The East Germans knew about this way way back and probably most of the Eastern block. They discovered that to increase max strength by a larger amount, cross-sectional training must precede max strength followed by speed-strength speed or speed endurance. So the fibres would first convert to slow isoforms, then stabilise during the max strength phase, then convert to fast oxidative with conversion from slow and fast glycolytic during speed-strength, speed or speed endurance training respectively. The wrong sequence of training will lead to the wrong adaptations.
If you look at CF’s training, it follows the correct fibre conversion process.
At the beginning you do cross-section training then move onto max strength and when max strength finishes, speed work volume increases with speed endurance whilst strength training loads are maintained or decreased in volume.
What must be understood (along with the undeniable fact that muscles are very plastic), is the direction of muscle conversion and the sequence of training activities.
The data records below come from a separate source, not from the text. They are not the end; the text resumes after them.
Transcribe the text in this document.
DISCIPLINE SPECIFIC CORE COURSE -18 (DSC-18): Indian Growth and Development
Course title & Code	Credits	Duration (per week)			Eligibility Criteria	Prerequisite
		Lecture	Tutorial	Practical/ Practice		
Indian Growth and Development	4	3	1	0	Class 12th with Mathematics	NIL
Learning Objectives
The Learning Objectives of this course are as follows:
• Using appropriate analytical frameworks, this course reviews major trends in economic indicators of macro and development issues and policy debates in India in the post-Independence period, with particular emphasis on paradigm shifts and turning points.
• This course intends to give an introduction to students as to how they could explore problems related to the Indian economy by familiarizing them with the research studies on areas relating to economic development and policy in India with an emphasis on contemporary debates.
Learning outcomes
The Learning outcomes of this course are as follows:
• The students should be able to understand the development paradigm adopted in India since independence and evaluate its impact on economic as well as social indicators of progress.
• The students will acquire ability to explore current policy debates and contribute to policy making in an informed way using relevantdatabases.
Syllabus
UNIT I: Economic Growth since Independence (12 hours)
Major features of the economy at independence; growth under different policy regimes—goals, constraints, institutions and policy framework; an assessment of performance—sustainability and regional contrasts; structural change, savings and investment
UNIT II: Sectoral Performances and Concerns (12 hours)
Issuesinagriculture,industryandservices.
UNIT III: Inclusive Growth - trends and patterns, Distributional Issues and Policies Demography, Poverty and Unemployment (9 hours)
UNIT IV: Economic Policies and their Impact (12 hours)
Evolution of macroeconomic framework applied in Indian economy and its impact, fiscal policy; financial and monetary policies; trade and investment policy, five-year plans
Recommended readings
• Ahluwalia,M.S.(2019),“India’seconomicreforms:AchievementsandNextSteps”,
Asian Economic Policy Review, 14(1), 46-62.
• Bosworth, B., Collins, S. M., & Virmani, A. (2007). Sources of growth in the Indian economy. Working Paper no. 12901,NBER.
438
Those who are very talented probably will express a larger amount of muscle mass that expresses fast isoforms EVEN after training regimen that would lead to slow conversion for the not so fortunate. The key is to sequence training properly to achieve the right muscle fibre expressions at the right times. Muscle fibre conversion MUST be understood for max performance. Also very very heavy volumes of training are detrimental to the CNS leading to fast to slow fibre conversion.
In short any exercises that are phasic to ballistic in training with adequate recovery and reasonable volume will help you to express more fast isoforms. Tonic exercises are likely to lead to slow fibre expression.
Do not worry so much about fast fibre percentages, because you may not express the elite sprinters’ fibre profile at this moment in time, but your body may be very trainable and plastic, leading to some slow fibres expressing fast isoforms after the correct sequence of training and fast fibres remaining fast but developing more endurance.
This seems very complex but the key is the correct training done in the correct sequences.
Those who are very talented probably will express a larger amount of muscle mass that expresses fast isoforms EVEN after training regimen that would lead to slow conversion for the not so fortunate.
Yep - See this in football all the time. Survival of the fittest.